Easy savings: don't order soda or other junk drinks when eating out. (I concur: drink water for free and spend only on good stuff like coffee and booze).  Don't overdo coupons or you'll be buying too much crap just because it's "discounted." Avoid malls if you can. 

Online banking: do it, and check it regularly. Same for any credit cards or other financial type accounts. 

Decline overdraft protection (this is especially important for students and anyone else living from paycheck to paycheck). 

In the philosophy of life department, Levison encourages people to write letters, notes and cards. I concur. She also has a lot of ideas for charity giving (a mixed approach).  Also: network, use social media, have a business card, and so on. No one is an island!

By the way, from Levison's point of view, automobiles are basically worthless except for function: "a car is not an investment . . . a car is an expense . . ." (page 126).

And here are some good existential zingers: "You are your greatest asset. You are your greatest liability" (page 147). "The thing holding you back is you" (page 149). And finally: "The money isn't the variable; the person controlling the money is. . ." (page 174).

Oh, there's a whole lot more to be found in Frugal Isn't Cheap: Spend Less, Save More, and Live BETTER  - these are just some of the things that I found particularly interesting. No matter what you think, "if you have the cash, you have the power."
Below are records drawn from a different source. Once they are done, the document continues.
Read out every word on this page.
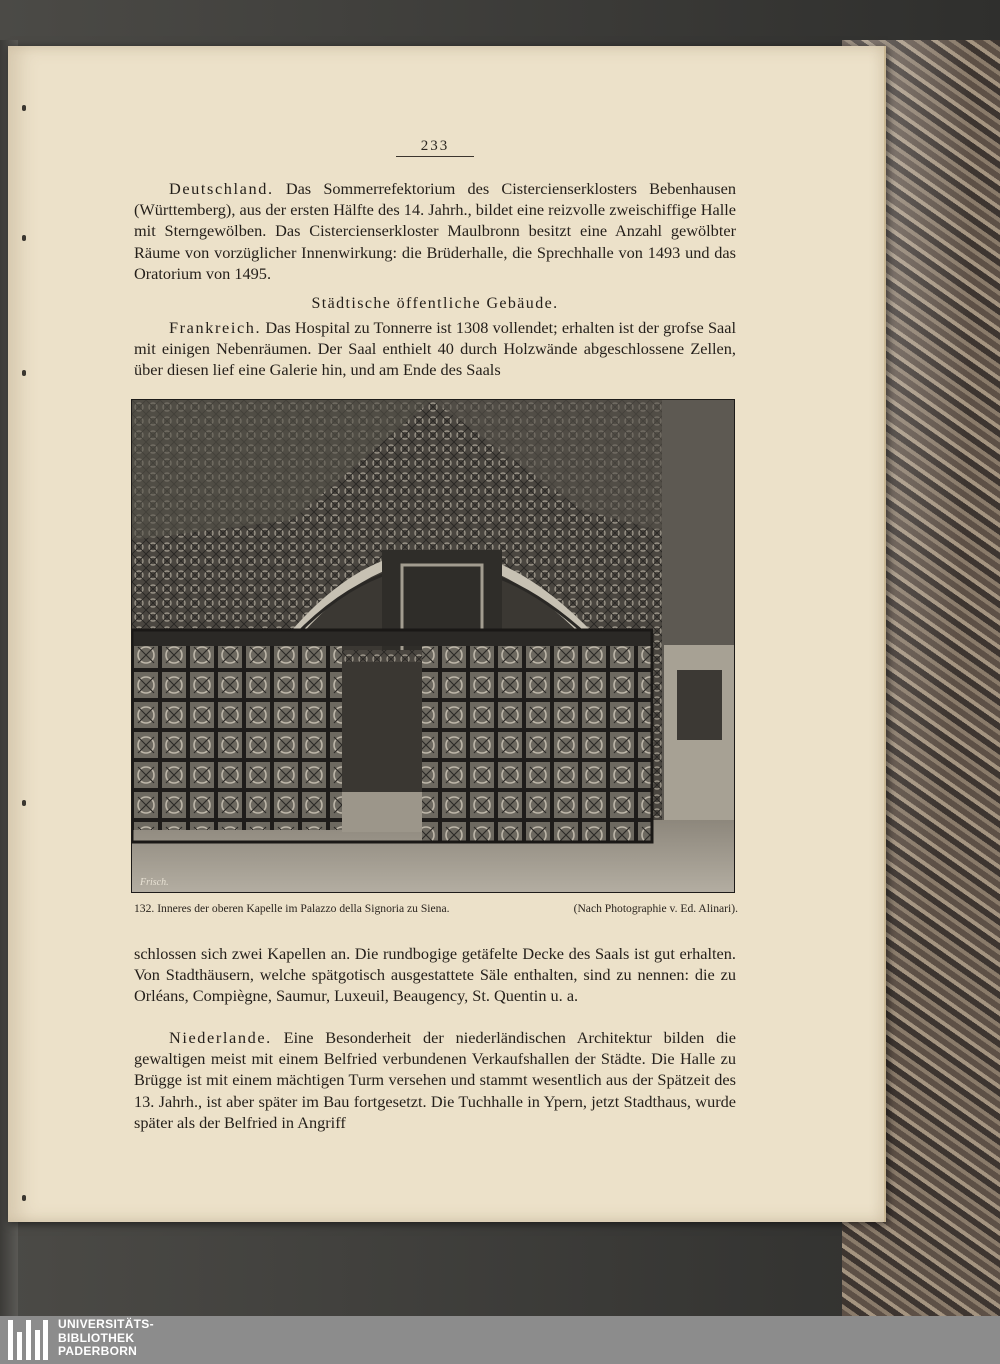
233

Deutschland. Das Sommerrefektorium des Cistercienserklosters Bebenhausen (Württemberg), aus der ersten Hälfte des 14. Jahrh., bildet eine reizvolle zweischiffige Halle mit Sterngewölben. Das Cistercienserkloster Maulbronn besitzt eine Anzahl gewölbter Räume von vorzüglicher Innenwirkung: die Brüderhalle, die Sprechhalle von 1493 und das Oratorium von 1495.

Städtische öffentliche Gebäude.

Frankreich. Das Hospital zu Tonnerre ist 1308 vollendet; erhalten ist der grofse Saal mit einigen Nebenräumen. Der Saal enthielt 40 durch Holzwände abgeschlossene Zellen, über diesen lief eine Galerie hin, und am Ende des Saals

Frisch.
132. Inneres der oberen Kapelle im Palazzo della Signoria zu Siena.	(Nach Photographie v. Ed. Alinari).

schlossen sich zwei Kapellen an. Die rundbogige getäfelte Decke des Saals ist gut erhalten. Von Stadthäusern, welche spätgotisch ausgestattete Säle enthalten, sind zu nennen: die zu Orléans, Compiègne, Saumur, Luxeuil, Beaugency, St. Quentin u. a.

Niederlande. Eine Besonderheit der niederländischen Architektur bilden die gewaltigen meist mit einem Belfried verbundenen Verkaufshallen der Städte. Die Halle zu Brügge ist mit einem mächtigen Turm versehen und stammt wesentlich aus der Spätzeit des 13. Jahrh., ist aber später im Bau fortgesetzt. Die Tuchhalle in Ypern, jetzt Stadthaus, wurde später als der Belfried in Angriff

UNIVERSITÄTS-
BIBLIOTHEK
PADERBORN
Today's Rune:  Breakthrough. 


Barbara Bruederlin said...

She sounds like a woman after my own heart! The thing I love about this sort of personal financial management book is that they are so sensible. No magic bullets or mumbo-jumbo.

Charles Gramlich said...

Sounds like some good points. I should probably read something like this.

Adorably Dead said...

Sounds like a book I need to check out, and soon. I'm very disorganized with money and I think that's my main problem.
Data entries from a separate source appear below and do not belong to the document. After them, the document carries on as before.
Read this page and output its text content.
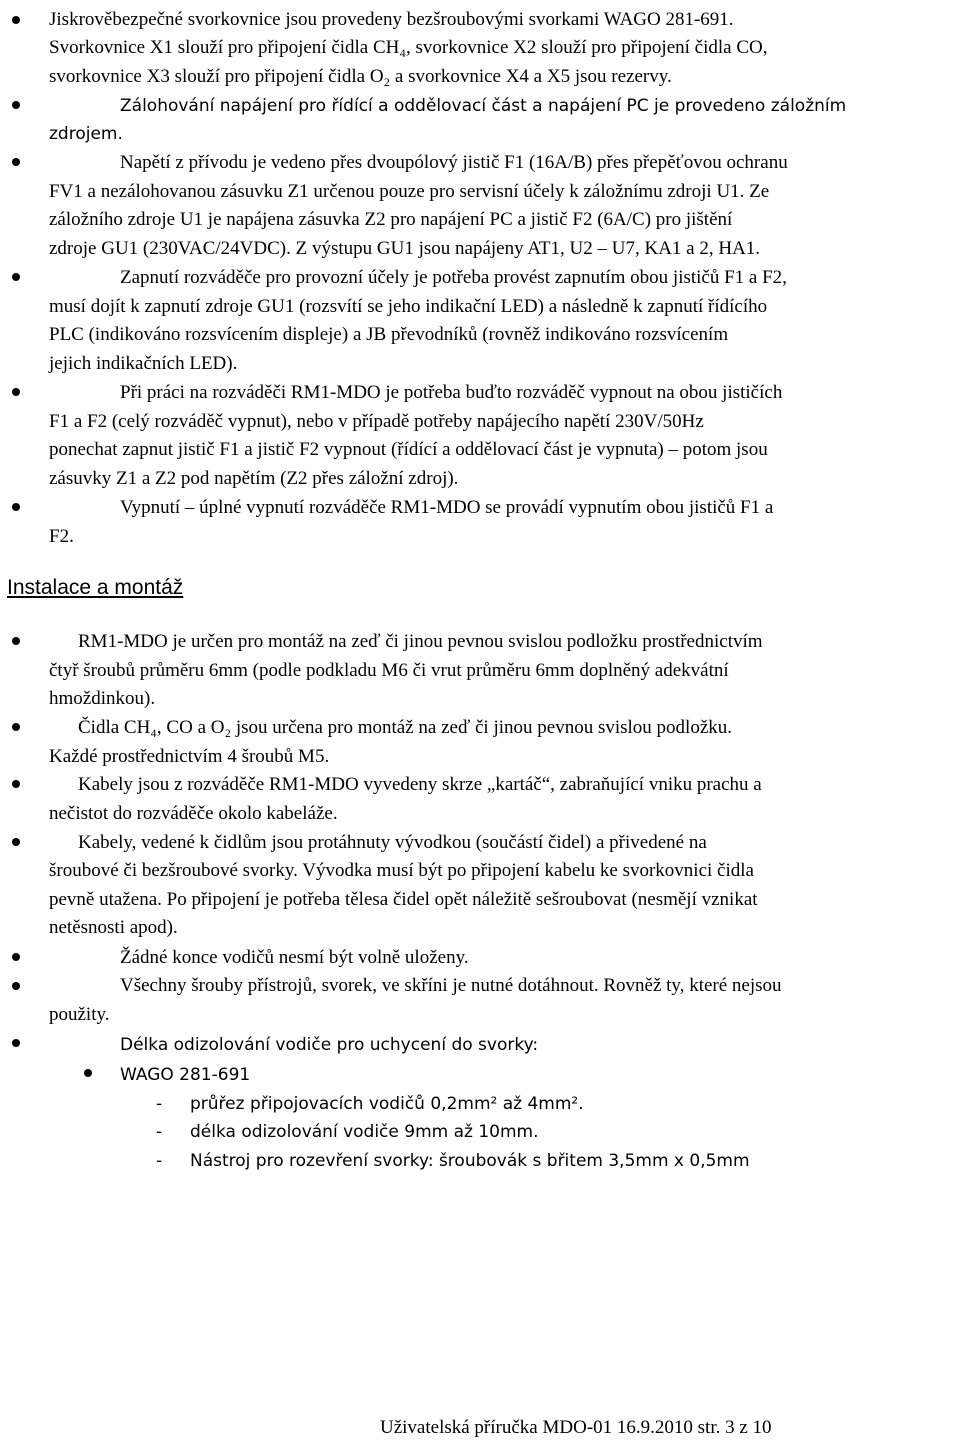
Jiskrověbezpečné svorkovnice jsou provedeny bezšroubovými svorkami WAGO 281-691.
Svorkovnice X1 slouží pro připojení čidla CH₄, svorkovnice X2 slouží pro připojení čidla CO,
svorkovnice X3 slouží pro připojení čidla O₂ a svorkovnice X4 a X5 jsou rezervy.
Zálohování napájení pro řídící a oddělovací část a napájení PC je provedeno záložním
zdrojem.
Napětí z přívodu je vedeno přes dvoupólový jistič F1 (16A/B) přes přepěťovou ochranu
FV1 a nezálohovanou zásuvku Z1 určenou pouze pro servisní účely k záložnímu zdroji U1. Ze
záložního zdroje U1 je napájena zásuvka Z2 pro napájení PC a jistič F2 (6A/C) pro jištění
zdroje GU1 (230VAC/24VDC). Z výstupu GU1 jsou napájeny AT1, U2 – U7, KA1 a 2, HA1.
Zapnutí rozváděče pro provozní účely je potřeba provést zapnutím obou jističů F1 a F2,
musí dojít k zapnutí zdroje GU1 (rozsvítí se jeho indikační LED) a následně k zapnutí řídícího
PLC (indikováno rozsvícením displeje) a JB převodníků (rovněž indikováno rozsvícením
jejich indikačních LED).
Při práci na rozváděči RM1-MDO je potřeba buďto rozváděč vypnout na obou jističích
F1 a F2 (celý rozváděč vypnut), nebo v případě potřeby napájecího napětí 230V/50Hz
ponechat zapnut jistič F1 a jistič F2 vypnout (řídící a oddělovací část je vypnuta) – potom jsou
zásuvky Z1 a Z2 pod napětím (Z2 přes záložní zdroj).
Vypnutí – úplné vypnutí rozváděče RM1-MDO se provádí vypnutím obou jističů F1 a
F2.
Instalace a montáž
RM1-MDO je určen pro montáž na zeď či jinou pevnou svislou podložku prostřednictvím
čtyř šroubů průměru 6mm (podle podkladu M6 či vrut průměru 6mm doplněný adekvátní
hmoždinkou).
Čidla CH₄, CO a O₂ jsou určena pro montáž na zeď či jinou pevnou svislou podložku.
Každé prostřednictvím 4 šroubů M5.
Kabely jsou z rozváděče RM1-MDO vyvedeny skrze „kartáč“, zabraňující vniku prachu a
nečistot do rozváděče okolo kabeláže.
Kabely, vedené k čidlům jsou protáhnuty vývodkou (součástí čidel) a přivedené na
šroubové či bezšroubové svorky. Vývodka musí být po připojení kabelu ke svorkovnici čidla
pevně utažena. Po připojení je potřeba tělesa čidel opět náležitě sešroubovat (nesmějí vznikat
netěsnosti apod).
Žádné konce vodičů nesmí být volně uloženy.
Všechny šrouby přístrojů, svorek, ve skříni je nutné dotáhnout. Rovněž ty, které nejsou
použity.
Délka odizolování vodiče pro uchycení do svorky:
WAGO 281-691
- průřez připojovacích vodičů 0,2mm² až 4mm².
- délka odizolování vodiče 9mm až 10mm.
- Nástroj pro rozevření svorky: šroubovák s břitem 3,5mm x 0,5mm
Uživatelská příručka MDO-01 16.9.2010 str. 3 z 10
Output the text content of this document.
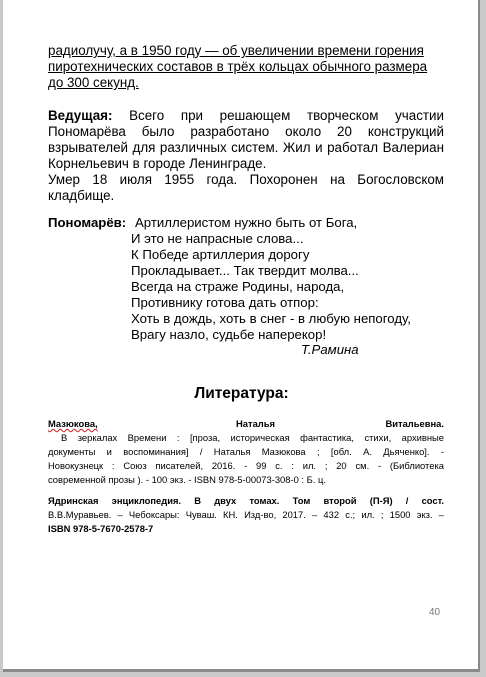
радиолучу, а в 1950 году — об увеличении времени горения
пиротехнических составов в трёх кольцах обычного размера
до 300 секунд.
Ведущая: Всего при решающем творческом участии Пономарёва было разработано около 20 конструкций взрывателей для различных систем. Жил и работал Валериан Корнельевич в городе Ленинграде.
Умер 18 июля 1955 года. Похоронен на Богословском
кладбище.
Пономарёв: Артиллеристом нужно быть от Бога,
И это не напрасные слова...
К Победе артиллерия дорогу
Прокладывает... Так твердит молва...
Всегда на страже Родины, народа,
Противнику готова дать отпор:
Хоть в дождь, хоть в снег - в любую непогоду,
Врагу назло, судьбе наперекор!
Т.Рамина
Литература:
Мазюкова,	Наталья	Витальевна.
В зеркалах Времени : [проза, историческая фантастика, стихи, архивные
документы и воспоминания] / Наталья Мазюкова ; [обл. А. Дьяченко]. -
Новокузнецк : Союз писателей, 2016. - 99 с. : ил. ; 20 см. - (Библиотека
современной прозы ). - 100 экз. - ISBN 978-5-00073-308-0 : Б. ц.
Ядринская энциклопедия. В двух томах. Том второй (П-Я) / сост.
В.В.Муравьев. – Чебоксары: Чуваш. КН. Изд-во, 2017. – 432 с.; ил. ; 1500 экз. –
ISBN 978-5-7670-2578-7
40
Also, Happy Gorge Yourself On Turkey Day. I hope the Tryptophan Fairy treats you kindly. ;p

the walking man said...

Oddly enough being able to save is being able to tell the difference between wants and needs, I need gas for the furnace, i may want logs but the fireplace is inefficient.

Most get discouraged in savings because the investment return (interest rate) is artificially held low. don't save money for interest rates, it's taxable, save the cash because a 4 figure bank account looks better than a three, a five better than a four and a six better than a five.

Don't save shit until you are debt free, saving is easier when you're not paying a shylock bank.

Stay liquid and f you have to play in the stock market cash out each time it reaches a new high and will fall back below your cash out point.

I am not cheap with others but I am also not willing to buy anything for myself that I already had and gave away or know it is a whimsy. Rather keep the digits in the bank account, it is a form of wishful thinking I may be able to pay for my grand kids college.

Erik Donald France said...

Thanks all for the comments ~ much appreciated ~ happy Thanksgiving ~ cheers ~!

jodi said...

Erik-some great tips there.. I am a terrible saver, but by investing in real estate, I am forced to make a payment and therefore eqrue equity!